“On the death of a friend, we should consider that the fates through confidence have devolved on us the task of a double living, that we have henceforth to fulfill the promise of our friend's life also, in our own, to the world.”
~Henry David Thoreau
Death of a loved one is a harrowing and heart rending experience - it shakes all your beliefs, de-stablises you to the core and makes you question the point of anything and everything. Getting out of the vicious cycle of doubt and sorrow is extremely difficult. I am writing this post in the hope of moving people out of the cycle and this is in no way an expert advice. Definitely, a few pointers will change depending on the closeness you had with the one who left us behind.

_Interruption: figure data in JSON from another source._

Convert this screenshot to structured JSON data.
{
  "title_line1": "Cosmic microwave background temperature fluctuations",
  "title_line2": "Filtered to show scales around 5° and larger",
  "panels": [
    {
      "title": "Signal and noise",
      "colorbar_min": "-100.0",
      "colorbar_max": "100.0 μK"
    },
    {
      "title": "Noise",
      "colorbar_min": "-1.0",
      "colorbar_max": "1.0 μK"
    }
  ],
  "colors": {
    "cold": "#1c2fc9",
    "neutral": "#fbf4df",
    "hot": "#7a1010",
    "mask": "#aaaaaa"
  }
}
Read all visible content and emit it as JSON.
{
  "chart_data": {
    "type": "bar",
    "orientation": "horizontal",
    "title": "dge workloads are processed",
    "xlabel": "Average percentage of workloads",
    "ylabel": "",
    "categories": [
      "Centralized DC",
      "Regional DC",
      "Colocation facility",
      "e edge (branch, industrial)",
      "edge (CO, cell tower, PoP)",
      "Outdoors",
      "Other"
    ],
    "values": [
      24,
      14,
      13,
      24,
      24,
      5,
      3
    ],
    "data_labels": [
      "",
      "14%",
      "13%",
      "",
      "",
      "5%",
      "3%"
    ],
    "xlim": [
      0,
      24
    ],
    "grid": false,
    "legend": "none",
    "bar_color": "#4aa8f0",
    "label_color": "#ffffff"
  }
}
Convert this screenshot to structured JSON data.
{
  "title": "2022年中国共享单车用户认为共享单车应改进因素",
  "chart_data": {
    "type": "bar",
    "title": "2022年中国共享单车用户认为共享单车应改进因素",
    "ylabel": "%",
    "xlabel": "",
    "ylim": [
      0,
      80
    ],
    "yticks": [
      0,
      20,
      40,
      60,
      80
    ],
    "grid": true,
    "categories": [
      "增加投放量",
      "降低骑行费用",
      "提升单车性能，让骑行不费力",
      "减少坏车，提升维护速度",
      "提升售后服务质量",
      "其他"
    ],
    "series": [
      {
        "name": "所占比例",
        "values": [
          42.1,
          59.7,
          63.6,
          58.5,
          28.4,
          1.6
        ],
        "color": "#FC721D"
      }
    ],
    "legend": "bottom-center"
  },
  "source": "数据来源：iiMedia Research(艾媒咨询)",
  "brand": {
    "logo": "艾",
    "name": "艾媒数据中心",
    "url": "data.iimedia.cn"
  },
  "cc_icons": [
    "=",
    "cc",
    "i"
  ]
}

1. "The best way out is always through" - Robert Frost: Holding back your grief is not going to help. It is perfectly fine to breakdown and feel sorrow, the worst of it - to remember the soul and relive past. It is ok to cry your heart out and even to question life. But it is ok only for sometime - a week, fortnight or even a month. But then you need to tell yourself - Enough! Enough of grieving, take charge of life and remember the person in a way that makes you smile - they would want that too. And this is the beauty of our mind too, the moment we put our foot down, it adheres to us and creates thoughts the way we want to think.

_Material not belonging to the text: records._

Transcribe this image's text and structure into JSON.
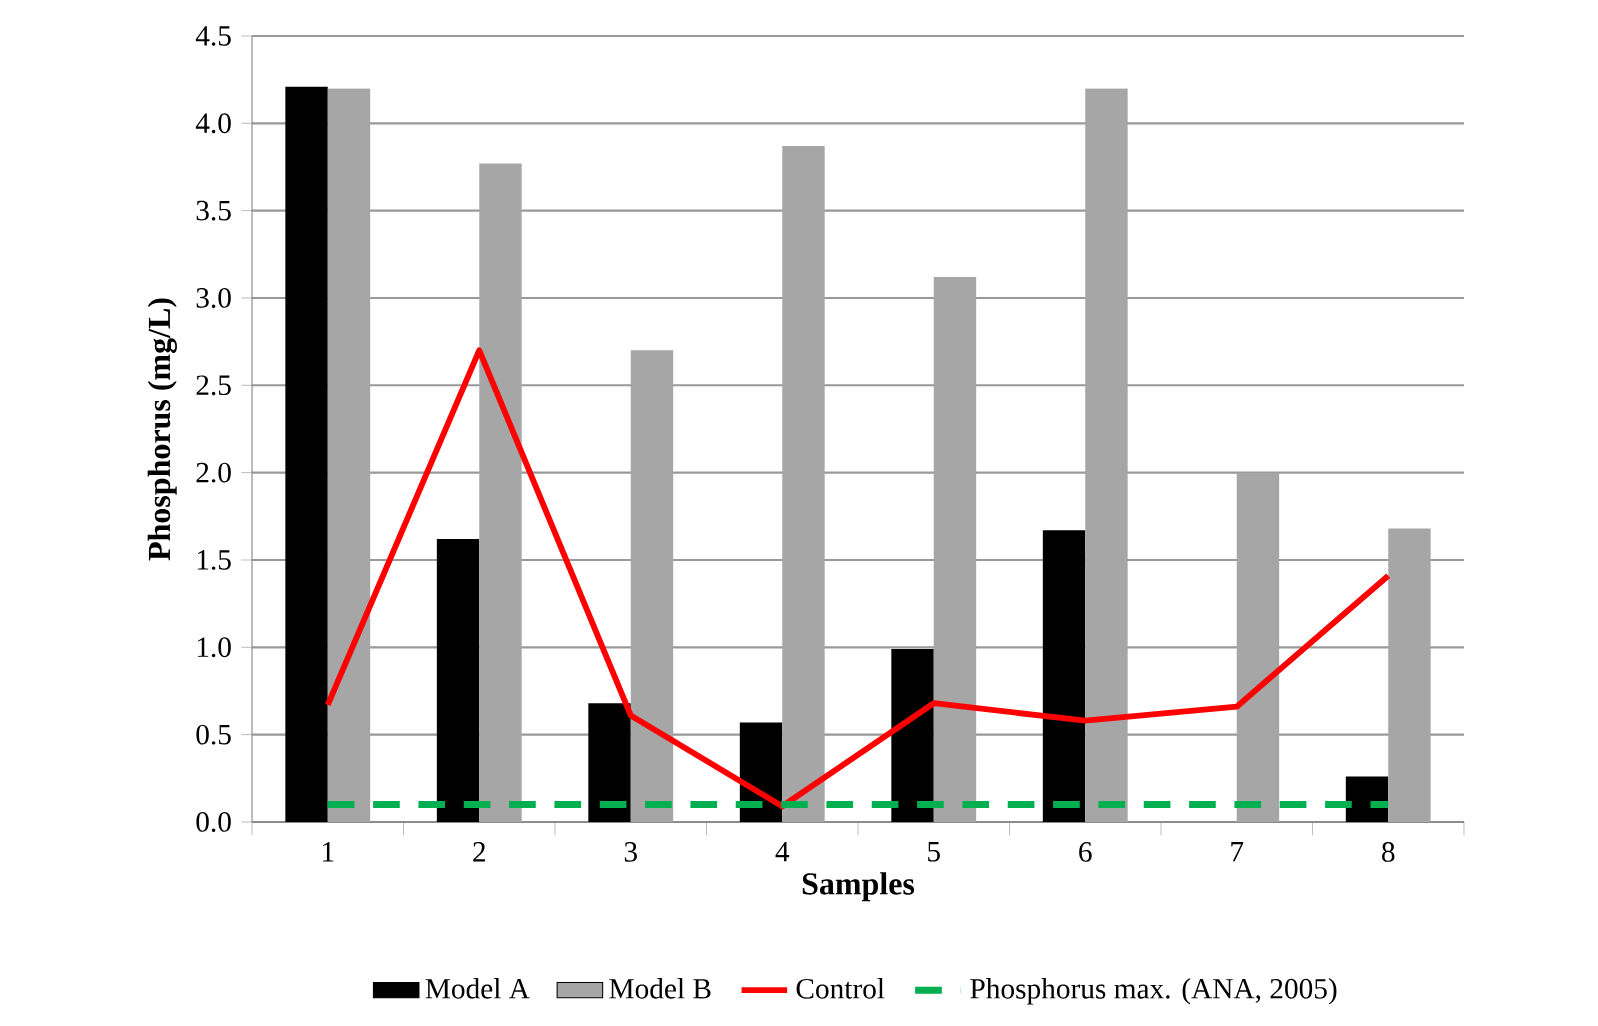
{
  "chart_data": {
    "type": "bar",
    "xlabel": "Samples",
    "ylabel": "Phosphorus  (mg/L)",
    "categories": [
      "1",
      "2",
      "3",
      "4",
      "5",
      "6",
      "7",
      "8"
    ],
    "series": [
      {
        "name": "Model A",
        "color": "#000000",
        "values": [
          4.21,
          1.62,
          0.68,
          0.57,
          0.99,
          1.67,
          null,
          0.26
        ]
      },
      {
        "name": "Model B",
        "color": "#a6a6a6",
        "values": [
          4.2,
          3.77,
          2.7,
          3.87,
          3.12,
          4.2,
          2.0,
          1.68
        ]
      },
      {
        "name": "Control",
        "type": "line",
        "color": "#ff0000",
        "values": [
          0.67,
          2.7,
          0.61,
          0.09,
          0.68,
          0.58,
          0.66,
          1.41
        ]
      },
      {
        "name": "Phosphorus max. (ANA, 2005)",
        "type": "line",
        "line_style": "dashed",
        "color": "#00b050",
        "values": [
          0.1,
          0.1,
          0.1,
          0.1,
          0.1,
          0.1,
          0.1,
          0.1
        ]
      }
    ],
    "ylim": [
      0,
      4.5
    ],
    "yticks": [
      {
        "value": 0,
        "label": "0.0"
      },
      {
        "value": 0.5,
        "label": "0.5"
      },
      {
        "value": 1,
        "label": "1.0"
      },
      {
        "value": 1.5,
        "label": "1.5"
      },
      {
        "value": 2,
        "label": "2.0"
      },
      {
        "value": 2.5,
        "label": "2.5"
      },
      {
        "value": 3,
        "label": "3.0"
      },
      {
        "value": 3.5,
        "label": "3.5"
      },
      {
        "value": 4,
        "label": "4.0"
      },
      {
        "value": 4.5,
        "label": "4.5"
      }
    ],
    "grid": "y",
    "legend": "bottom"
  }
}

2. Detachment: Consider this (even for just a day) - the world is a drama and this life is like one season of the drama and our next life would be the next season. In the next season, we all have to come back again to settle our karma accounts with each other however for now we need to play our role very well regardless of which actor has left the show till next season. Look at the life events and yourself from the eyes of the audience and then think if you are playing your part well. This exercise gives a lot of objectivity and can be the focus for your meditation. It also gives you the hope of meeting the other person in the next life.
3. Be Happy: Be happy even when it takes immense effort in the beginning. Your loved one would hate to see you so sad and hate themselves further for being the cause of it. You need to be strong for them and for yourselves.
4. Get busy: Try to get back into routine and take baby steps in life. Moving on will seem impossible but then we all have a purpose in life and the fact that we are still alive means that we still need to fulfill our purpose. Find that purpose and take small steps towards it.
5. Do not engage in self-pity: Be mature, be strong and take life in control. Even in the face of the great loss, there are a lot of loved ones who are still alive and need you - lets not ignore them. I believe that whenever God gives us trying times, he also gives us the strength to overcome these circumstances - find your inner strength
6. Help others: Volunteer and help other people. Helping others is the best way to keep yourself happy and content. It makes you feel worthwhile and gives you the strength to move on
Remember, end of life does not mean end of love and love is a positive feeling which gives you strength - don't let it be your weakness.
What ways do you adopt to cope up with such a loss?